After plunging in April, consumer sentiment in housing began a promising recovery.
Home sales surged and beat expectations; homebuilders reported buyer traffic was, well, through the roof, and online housing-related searches soared.
Consumer confidence in housing now appears to be weakening, but consumer curiosity is not.
Fannie Mae’s monthly Home Purchase Sentiment Index fell back in July. The percentage of respondents who said it was a good time to buy a home decreased from 61% to 53%. Those who said it was a bad time to buy increased from 27% to 38%.
Some of the drop can be attributed to a rise in Covid-19 cases in July and growing concern over more parts of the economy shutting down again. Home prices were also a factor.
“Supply constraints appear to be applying upward pressure to consumers’ home price expectations, which in turn has contributed to both a sharp reversal in optimism about whether it is a good time to buy a home and further improvement in home-selling sentiment,” said Doug Duncan, chief economist at Fannie Mae.
Despite the decline in confidence, consumers are still much more interested in all facets of the housing market. The pandemic has both increased and altered demand for housing, and it has also helped push mortgage rates to record lows.
No surprise, Google searches for “Refinance home loan calculator” jumped nearly 4,000% last week, according to Google Trends. This as news hit of another record low on the 30-year fixed — and, of course, searches for, “How low will mortgage rates go?” quadrupled.
There is also more evidence of a surge of interest among first-time homebuyers. Searches for “Process of buying a house” jumped 950%, and “Minimum credit score to buy a house” was also popular. Recent home sales numbers have showed an uptick in the share of first-time buyers in the market.
Some consumers, however, are stretching their finances to make that purchase. Searches for “Can you use your 401(k) to buy a house?” were up 2,800% in the past three months. Low supply and high demand has heated up the competition this summer, and competition was already fierce before the pandemic struck.
Just over half of the offers submitted to Redfin agents faced a bidding war in July, according to the national brokerage. Competition was highest for single-family homes, followed by townhouses and then condominiums.
“We may still be in the early innings of the pandemic migration wave,” noted Daryl Fairweather, chief economist at Redfin. “If coronavirus cases continue to climb, more employers will likely make flexible remote work policies standard procedure, which will drive further migration out of large, expensive cities. As a result, we may see bidding wars gain more traction in suburban areas and small towns.”
Another sign of the times: “How to buy foreclosure” has been a breakout search in the past two months, as well as the question: “Buy a fixer-upper or move-in ready?” Either owner-occupant buyers are looking for a good deal, or more investors are looking for an opportunity. Likely both.

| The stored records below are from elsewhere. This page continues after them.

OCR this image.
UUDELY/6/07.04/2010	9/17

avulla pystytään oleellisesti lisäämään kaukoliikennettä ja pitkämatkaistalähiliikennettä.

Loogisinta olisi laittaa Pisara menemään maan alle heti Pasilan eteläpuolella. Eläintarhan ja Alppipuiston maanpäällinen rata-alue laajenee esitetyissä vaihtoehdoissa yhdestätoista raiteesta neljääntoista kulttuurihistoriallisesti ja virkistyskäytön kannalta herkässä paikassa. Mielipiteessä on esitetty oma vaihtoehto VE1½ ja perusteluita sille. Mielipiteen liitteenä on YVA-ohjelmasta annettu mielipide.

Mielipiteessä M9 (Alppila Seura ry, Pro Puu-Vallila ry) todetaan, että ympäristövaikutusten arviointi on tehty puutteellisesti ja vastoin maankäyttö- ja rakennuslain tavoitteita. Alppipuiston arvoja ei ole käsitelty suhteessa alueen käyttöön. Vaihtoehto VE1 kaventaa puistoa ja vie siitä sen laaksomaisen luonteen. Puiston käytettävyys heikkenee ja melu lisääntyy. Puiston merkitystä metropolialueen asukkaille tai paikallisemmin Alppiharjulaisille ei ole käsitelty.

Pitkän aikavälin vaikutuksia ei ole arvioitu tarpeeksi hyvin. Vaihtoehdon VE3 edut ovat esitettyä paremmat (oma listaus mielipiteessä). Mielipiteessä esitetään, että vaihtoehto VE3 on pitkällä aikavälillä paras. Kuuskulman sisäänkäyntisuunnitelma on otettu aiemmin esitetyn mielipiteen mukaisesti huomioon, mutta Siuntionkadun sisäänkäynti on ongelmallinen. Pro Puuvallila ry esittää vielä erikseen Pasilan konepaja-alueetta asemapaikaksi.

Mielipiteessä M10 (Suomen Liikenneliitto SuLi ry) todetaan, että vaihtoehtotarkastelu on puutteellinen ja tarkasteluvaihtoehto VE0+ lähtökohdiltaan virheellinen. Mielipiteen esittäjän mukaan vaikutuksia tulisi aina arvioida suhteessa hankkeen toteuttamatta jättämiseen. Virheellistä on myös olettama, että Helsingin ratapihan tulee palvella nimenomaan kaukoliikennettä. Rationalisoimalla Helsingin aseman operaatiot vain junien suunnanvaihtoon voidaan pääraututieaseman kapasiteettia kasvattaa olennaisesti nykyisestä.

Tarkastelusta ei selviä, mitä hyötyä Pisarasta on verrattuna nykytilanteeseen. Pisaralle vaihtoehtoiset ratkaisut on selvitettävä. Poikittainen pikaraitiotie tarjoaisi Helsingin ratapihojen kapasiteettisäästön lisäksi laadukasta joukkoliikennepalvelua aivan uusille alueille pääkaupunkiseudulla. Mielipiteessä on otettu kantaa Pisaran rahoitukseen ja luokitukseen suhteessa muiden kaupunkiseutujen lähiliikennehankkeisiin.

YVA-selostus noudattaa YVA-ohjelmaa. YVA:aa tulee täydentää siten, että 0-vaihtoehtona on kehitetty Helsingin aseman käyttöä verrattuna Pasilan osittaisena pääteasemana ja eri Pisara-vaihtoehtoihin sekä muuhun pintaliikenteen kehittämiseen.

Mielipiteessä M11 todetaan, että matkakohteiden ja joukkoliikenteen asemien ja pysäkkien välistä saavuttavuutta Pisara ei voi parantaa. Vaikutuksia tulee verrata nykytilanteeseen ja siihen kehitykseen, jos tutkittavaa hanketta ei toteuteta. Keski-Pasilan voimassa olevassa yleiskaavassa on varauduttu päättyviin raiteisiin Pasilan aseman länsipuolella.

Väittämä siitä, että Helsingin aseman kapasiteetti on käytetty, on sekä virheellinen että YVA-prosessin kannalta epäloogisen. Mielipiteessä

The growing trend of urban flight is also showing up in searches. Interest in the term “suburbs” hit an all-time high in July, not just in the U.S., but worldwide. U.S. cities with the highest search interest in “suburbs” in the past three months were Chicago, Philadelphia, New York, Los Angeles and Houston. While San Francisco didn’t make the top five, the outflow from the city has already caused a massive drop in rental occupancy and rent prices.
The trajectory of this housing recovery is still dependent on government relief to both the housing market specifically and the economy generally.
Some predict interest in housing will slow down after this initial surge, and while that trend has shown up in sentiment numbers, it has so far not shown up in home sales, prices, nor in consumer curiosity in just about every aspect of the market.